Dans la première partie de son arrêt (consid. 2.2 et 2.3), le TF se penche sur l’admissibilité de la composition des intérêts. S’agissant des intérêts conventionnels, le TF rappelle que l’interdiction de l’anatocisme n’est pas applicable aux contrats de compte courant (art. 314 al. 3 CO). Pour que les intérêts (et commissions) conventionnels donnent eux-mêmes lieu à intérêts, il faut toutefois qu’ils soient devenus des éléments du capital, par la reconnaissance du solde du compte courant valant novation. Quant à l’anatocisme en matière d’intérêts moratoires (interdit en principe par l’art. 105 al. 3 CO), il peut exister sous une forme indirecte si les parties conviennent que les paiements partiels du débiteur éteignent en premier lieu la créance principale. Dans un tel cas, une fois la créance principale éteinte, l’intérêt moratoire échu se transforme par novation en un montant en capital sur lequel l’intérêt moratoire est dû. Le TF souligne cependant qu’il doit y avoir accord distinct des parties sur ce point. Or un tel accord faisait défaut en l’occurrence. La novation de la dette en capital, en intérêts et en commissions s’est ainsi arrêtée en l’espèce au dernier relevé reçu par A avant la résiliation du contrat de compte courant par la banque, soit au 31 mars 1992. Dès cette date, il n’y avait plus de fondement à la composition des intérêts et commissions contractuels.
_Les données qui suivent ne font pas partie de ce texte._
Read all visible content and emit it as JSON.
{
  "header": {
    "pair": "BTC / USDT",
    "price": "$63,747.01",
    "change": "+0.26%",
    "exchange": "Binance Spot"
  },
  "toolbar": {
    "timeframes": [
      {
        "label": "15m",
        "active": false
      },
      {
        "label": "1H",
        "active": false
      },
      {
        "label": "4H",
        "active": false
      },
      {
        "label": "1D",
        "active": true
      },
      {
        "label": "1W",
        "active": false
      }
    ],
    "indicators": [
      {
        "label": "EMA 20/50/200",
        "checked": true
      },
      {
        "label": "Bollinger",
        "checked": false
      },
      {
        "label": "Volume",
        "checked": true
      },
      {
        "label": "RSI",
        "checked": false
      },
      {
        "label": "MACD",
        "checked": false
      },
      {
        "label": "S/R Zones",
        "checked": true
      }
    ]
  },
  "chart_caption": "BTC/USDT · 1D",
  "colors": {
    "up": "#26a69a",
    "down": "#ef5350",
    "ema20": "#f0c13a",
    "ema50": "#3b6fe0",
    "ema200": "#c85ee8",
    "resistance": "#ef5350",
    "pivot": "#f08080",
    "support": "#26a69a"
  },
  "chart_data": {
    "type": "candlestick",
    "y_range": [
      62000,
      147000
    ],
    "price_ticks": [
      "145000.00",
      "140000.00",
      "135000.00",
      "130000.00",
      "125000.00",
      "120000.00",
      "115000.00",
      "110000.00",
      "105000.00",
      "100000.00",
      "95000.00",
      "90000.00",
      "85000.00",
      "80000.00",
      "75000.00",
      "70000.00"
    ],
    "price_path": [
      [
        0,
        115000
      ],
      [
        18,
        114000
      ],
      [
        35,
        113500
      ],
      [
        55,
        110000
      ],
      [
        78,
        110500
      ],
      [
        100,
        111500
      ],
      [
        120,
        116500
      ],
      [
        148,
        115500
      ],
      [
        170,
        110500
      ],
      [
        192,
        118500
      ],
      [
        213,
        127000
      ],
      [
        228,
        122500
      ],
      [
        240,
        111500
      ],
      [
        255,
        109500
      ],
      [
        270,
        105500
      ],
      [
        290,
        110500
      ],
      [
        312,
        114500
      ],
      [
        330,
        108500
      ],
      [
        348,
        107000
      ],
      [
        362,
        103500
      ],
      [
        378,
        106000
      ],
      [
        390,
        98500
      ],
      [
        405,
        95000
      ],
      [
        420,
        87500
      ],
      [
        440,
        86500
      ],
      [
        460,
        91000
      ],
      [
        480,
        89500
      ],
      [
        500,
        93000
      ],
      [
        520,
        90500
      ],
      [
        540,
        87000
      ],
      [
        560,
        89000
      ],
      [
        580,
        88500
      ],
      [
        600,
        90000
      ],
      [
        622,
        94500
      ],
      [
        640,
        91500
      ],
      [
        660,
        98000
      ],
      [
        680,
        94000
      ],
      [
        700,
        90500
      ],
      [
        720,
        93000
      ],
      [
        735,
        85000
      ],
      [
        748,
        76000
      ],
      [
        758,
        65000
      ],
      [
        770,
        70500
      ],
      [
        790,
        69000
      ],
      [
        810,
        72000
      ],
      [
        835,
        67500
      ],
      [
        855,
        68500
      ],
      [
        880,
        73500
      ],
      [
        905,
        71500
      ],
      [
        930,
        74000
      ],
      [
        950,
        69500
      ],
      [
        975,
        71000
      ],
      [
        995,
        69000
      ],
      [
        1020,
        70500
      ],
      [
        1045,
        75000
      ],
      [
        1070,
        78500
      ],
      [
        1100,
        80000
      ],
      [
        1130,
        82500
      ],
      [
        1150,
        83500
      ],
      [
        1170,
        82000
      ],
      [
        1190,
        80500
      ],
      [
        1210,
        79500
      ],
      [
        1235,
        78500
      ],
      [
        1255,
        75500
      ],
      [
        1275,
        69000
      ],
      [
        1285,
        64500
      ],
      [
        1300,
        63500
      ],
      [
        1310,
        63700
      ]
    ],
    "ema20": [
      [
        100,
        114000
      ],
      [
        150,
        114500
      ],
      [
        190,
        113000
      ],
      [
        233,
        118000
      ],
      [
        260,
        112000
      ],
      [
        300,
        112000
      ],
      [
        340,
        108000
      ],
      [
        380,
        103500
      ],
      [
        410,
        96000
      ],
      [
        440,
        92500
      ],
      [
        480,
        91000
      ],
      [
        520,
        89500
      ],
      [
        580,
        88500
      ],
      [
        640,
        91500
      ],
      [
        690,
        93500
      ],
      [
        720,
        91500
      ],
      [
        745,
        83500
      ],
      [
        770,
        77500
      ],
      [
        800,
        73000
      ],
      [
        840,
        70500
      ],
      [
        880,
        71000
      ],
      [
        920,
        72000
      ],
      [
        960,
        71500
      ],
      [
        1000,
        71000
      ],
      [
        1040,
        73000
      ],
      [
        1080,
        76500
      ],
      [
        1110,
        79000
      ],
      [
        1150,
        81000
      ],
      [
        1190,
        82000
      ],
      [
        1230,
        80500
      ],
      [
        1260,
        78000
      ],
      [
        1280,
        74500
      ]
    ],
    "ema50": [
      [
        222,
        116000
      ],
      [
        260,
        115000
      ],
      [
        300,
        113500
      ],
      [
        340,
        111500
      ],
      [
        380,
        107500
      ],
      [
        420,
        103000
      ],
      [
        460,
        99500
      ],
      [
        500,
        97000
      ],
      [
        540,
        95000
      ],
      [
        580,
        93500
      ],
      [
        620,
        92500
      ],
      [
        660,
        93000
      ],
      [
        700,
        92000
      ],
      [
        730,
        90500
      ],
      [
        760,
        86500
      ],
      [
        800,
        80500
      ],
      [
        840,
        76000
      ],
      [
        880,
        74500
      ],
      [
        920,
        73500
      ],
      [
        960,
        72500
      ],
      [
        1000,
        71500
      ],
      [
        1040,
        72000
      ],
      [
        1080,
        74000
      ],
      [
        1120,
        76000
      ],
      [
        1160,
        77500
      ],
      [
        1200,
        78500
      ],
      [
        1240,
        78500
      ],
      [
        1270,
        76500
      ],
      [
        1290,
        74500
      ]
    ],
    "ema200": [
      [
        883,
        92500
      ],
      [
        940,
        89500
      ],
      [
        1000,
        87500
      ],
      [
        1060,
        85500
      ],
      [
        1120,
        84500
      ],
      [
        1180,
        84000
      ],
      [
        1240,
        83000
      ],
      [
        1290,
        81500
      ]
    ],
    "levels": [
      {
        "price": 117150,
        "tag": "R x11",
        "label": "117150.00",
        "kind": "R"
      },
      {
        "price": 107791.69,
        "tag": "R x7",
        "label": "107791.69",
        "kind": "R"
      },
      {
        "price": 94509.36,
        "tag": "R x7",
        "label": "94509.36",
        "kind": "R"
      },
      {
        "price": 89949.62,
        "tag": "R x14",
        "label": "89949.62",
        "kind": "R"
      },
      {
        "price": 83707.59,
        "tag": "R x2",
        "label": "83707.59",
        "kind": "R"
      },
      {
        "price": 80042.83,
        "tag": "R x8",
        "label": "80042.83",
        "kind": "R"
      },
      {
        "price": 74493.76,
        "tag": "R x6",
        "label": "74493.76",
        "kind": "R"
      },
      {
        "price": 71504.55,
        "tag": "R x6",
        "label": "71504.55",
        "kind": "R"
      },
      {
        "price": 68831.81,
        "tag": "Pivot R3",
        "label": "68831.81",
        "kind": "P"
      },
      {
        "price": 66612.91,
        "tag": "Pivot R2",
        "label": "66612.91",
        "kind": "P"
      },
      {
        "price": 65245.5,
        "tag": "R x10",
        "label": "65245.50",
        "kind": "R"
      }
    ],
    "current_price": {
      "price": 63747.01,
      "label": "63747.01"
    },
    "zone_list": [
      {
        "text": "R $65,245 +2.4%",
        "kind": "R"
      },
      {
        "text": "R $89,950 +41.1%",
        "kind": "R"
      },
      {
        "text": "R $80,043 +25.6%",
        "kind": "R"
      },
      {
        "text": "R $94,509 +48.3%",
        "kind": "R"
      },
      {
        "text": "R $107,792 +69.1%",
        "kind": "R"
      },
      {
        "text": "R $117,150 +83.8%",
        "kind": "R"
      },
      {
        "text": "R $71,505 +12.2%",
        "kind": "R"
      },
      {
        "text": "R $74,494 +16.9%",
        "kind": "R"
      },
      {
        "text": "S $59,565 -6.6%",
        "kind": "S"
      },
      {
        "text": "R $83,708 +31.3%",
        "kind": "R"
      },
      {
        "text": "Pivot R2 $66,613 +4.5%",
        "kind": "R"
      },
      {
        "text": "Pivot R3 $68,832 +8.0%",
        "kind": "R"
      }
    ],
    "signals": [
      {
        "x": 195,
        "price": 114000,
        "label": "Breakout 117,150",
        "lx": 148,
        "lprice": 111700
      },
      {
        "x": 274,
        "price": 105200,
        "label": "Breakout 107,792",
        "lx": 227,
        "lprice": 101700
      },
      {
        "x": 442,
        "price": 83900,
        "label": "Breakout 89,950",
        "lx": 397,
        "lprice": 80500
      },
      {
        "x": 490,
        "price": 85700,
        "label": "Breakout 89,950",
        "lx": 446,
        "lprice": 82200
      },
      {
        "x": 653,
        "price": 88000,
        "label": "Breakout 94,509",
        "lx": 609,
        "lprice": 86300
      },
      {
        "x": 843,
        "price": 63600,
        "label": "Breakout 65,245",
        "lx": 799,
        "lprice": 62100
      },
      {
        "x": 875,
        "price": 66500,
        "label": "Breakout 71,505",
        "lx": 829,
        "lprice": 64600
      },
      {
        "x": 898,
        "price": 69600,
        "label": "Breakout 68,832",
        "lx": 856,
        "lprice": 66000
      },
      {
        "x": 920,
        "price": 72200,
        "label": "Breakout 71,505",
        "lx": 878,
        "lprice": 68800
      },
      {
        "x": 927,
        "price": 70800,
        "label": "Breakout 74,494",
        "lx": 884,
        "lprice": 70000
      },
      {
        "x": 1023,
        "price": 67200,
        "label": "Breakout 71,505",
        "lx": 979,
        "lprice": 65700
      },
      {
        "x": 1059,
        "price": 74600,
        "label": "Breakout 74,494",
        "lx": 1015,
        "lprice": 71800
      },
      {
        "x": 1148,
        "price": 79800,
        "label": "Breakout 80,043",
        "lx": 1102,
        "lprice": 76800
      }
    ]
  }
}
La seconde partie importante de l’arrêt (consid. 4) se rapporte au taux des intérêts moratoires dus dès juillet 1992 (lendemain de la demeure). Les conditions applicables au contrat prévoyaient un taux supérieur de 2 % au taux en vigueur, commissions payables en sus. Pour le TF, cette référence aux commissions est fatale à la banque, car elle démontre que la disposition en cause vise la demeure pendant le rapport contractuel. Faute de dispositions dans les conditions de la banque sur le taux après la résiliation du contrat, le TF applique donc le taux ordinaire de 5 %.
Cet arrêt a le grand mérite de résoudre en des termes accessibles des questions juridiques complexes mais fréquentes en pratique. On regrettera pourtant un certain flou dans la distinction entre les intérêts moratoires et conventionnels et dans le traitement des deux premiers alinéas de l’art. 104 CO. Le TF a ainsi été amené en l’occurrence à écarter trop rapidement l’application de l’art. 104 al. 2 CO. Il n’en demeure pas moins que les banques seraient bien inspirées, sur cette base, de revoir leur arsenal contractuel de manière à ce que celui-ci recouvre les rapports entre les parties (et notamment la composition des intérêts et leur taux) après une éventuelle dénonciation du contrat. De même, les banques devraient réfléchir plus avant à l’opportunité et au minutage d’une telle résiliation dans leur pratique quotidienne.